Handling personal data (resumes, academic info) required strong security: proper authentication, HTTPS everywhere, secrets in Secret Manager, role-based data access. A student cannot see another student's data; a lab can only see applications to their own postings. Defense-in-depth with internal-only API services and least-privilege service accounts.

Infrastructure Resilience: A Real-World Test

The value of Infrastructure as Code proved itself dramatically when GCP falsely accused the project of cryptocurrency mining and suspended the entire hosting project without warning. All services went down instantly.

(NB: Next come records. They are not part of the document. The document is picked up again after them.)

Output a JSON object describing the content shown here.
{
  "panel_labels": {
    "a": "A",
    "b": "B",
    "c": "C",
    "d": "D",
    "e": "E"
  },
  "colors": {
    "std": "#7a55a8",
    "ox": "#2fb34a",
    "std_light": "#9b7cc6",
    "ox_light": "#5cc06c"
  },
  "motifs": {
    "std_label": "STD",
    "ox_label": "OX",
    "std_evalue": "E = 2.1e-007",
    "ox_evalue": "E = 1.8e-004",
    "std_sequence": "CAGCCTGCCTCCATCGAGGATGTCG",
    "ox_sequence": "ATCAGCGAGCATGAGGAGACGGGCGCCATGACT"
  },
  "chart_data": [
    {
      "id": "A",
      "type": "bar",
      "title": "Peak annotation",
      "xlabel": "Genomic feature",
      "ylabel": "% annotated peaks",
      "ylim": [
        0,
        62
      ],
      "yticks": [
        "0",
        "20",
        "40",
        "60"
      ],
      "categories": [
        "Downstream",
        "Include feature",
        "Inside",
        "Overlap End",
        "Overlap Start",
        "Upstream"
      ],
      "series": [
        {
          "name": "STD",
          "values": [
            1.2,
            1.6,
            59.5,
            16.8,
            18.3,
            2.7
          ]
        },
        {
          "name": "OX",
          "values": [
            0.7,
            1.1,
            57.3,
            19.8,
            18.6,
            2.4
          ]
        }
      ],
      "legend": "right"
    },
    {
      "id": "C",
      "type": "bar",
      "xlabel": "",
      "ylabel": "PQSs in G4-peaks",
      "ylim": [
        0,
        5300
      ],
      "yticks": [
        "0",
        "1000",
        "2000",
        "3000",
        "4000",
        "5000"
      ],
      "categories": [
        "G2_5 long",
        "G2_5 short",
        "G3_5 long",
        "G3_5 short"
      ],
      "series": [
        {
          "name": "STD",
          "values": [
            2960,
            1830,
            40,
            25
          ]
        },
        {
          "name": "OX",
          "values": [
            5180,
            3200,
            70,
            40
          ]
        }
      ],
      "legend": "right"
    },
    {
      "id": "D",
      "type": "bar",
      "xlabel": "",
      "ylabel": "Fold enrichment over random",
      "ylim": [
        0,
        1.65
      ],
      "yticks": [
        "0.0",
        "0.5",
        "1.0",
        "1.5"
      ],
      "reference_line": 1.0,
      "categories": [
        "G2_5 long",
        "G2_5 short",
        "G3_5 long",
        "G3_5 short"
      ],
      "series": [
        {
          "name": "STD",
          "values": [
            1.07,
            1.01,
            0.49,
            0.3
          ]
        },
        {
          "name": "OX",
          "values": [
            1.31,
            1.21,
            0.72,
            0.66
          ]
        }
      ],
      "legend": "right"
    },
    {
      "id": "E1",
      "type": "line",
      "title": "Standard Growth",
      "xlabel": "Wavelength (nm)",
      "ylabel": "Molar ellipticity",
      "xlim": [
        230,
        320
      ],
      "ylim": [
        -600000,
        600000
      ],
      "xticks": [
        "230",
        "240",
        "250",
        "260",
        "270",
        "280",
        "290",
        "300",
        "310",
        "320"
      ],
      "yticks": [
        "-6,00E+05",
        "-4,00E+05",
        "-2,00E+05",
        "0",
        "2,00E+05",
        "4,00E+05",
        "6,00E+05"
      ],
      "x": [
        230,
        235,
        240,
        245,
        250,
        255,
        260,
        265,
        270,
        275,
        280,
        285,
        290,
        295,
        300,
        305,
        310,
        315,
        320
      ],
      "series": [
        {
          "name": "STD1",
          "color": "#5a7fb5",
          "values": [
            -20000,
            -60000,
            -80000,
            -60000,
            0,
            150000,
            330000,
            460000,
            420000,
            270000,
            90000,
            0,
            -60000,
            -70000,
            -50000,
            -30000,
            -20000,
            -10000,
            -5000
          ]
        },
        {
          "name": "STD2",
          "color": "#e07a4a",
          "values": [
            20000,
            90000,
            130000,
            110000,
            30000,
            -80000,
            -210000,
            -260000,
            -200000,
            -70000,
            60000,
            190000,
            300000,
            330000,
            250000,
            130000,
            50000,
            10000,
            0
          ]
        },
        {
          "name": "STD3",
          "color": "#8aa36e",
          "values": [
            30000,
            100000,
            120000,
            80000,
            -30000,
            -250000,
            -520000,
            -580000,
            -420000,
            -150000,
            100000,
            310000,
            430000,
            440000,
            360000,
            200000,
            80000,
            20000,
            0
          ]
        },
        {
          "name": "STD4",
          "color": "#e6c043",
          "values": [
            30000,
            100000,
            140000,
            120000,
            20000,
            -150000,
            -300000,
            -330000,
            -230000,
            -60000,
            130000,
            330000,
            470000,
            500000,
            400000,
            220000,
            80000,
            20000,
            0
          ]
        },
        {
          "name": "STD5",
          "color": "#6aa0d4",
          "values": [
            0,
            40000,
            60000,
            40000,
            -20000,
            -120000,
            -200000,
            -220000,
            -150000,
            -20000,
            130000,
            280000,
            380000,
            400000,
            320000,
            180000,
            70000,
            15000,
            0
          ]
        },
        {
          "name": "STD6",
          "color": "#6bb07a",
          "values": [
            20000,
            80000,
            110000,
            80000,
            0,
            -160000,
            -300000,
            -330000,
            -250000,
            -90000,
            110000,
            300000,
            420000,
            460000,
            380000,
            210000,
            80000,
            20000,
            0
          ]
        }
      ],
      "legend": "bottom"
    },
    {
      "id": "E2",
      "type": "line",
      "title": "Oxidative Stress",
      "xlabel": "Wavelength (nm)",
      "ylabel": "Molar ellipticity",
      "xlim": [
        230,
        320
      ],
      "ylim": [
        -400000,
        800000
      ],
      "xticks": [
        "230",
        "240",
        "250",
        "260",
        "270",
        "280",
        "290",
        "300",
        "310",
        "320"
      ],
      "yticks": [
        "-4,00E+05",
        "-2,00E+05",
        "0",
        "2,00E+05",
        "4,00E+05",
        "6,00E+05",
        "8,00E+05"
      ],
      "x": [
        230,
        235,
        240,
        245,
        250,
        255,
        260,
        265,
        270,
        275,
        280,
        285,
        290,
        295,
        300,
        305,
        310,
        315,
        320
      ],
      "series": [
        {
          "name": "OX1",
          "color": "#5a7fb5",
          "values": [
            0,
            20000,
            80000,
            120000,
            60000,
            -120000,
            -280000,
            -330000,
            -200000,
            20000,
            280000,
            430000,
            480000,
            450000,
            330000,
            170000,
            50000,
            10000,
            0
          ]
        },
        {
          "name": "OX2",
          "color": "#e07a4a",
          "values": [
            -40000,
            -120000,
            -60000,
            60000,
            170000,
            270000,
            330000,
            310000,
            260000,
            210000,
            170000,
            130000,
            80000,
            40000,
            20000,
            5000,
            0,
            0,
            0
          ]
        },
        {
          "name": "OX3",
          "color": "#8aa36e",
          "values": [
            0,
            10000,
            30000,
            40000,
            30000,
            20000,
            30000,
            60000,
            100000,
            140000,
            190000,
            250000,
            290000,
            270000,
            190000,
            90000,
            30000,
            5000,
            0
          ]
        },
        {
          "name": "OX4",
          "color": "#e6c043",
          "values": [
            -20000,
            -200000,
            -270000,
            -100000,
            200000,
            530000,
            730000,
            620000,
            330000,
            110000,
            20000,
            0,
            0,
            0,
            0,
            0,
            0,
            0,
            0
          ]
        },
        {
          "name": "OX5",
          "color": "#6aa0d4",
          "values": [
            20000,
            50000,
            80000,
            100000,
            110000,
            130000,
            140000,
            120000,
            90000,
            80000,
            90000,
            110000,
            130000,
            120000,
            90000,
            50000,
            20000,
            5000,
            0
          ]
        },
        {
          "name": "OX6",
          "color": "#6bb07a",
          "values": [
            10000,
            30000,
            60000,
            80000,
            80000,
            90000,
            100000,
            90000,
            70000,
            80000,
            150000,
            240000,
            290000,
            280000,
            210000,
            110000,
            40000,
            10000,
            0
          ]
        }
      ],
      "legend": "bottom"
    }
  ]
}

Because the entire infrastructure was defined in Terraform—Cloud Run services, Firestore, VPC configuration, IAM policies, Secret Manager entries, load balancers, everything—recovery was straightforward. I created a new GCP project and ran:

$ terraform apply

Within minutes, the entire infrastructure was redeployed and operational. What could have been days of manual reconfiguration became a single command. This experience reinforced why IaC isn't just a best practice—it's disaster recovery insurance.

Technology Stack

Frontend

Next.js 15, React 19, TypeScript, Tailwind CSS

Backend

Python, FastAPI, async/await patterns

AI/ML

OpenAI API, Hugging Face embeddings, Chroma vector DB

Infrastructure

GCP Cloud Run, Firestore, GCS, Terraform, GitHub Actions

Security

JWT auth, Secret Manager, VPC, IAM least-privilege

DevOps

Docker, Docker Compose, CI/CD pipelines

Summary

Matchbox represents a complete, production-grade system: cloud-native, scalable, secure, and AI-driven. The architecture combines serverless microservices, vector databases for semantic search, LLM integration for intelligent scoring, and infrastructure-as-code for reproducible deployments. Every component—from the auto-scaling frontend to the internal-only API to the Terraform-defined infrastructure—was designed with production constraints in mind.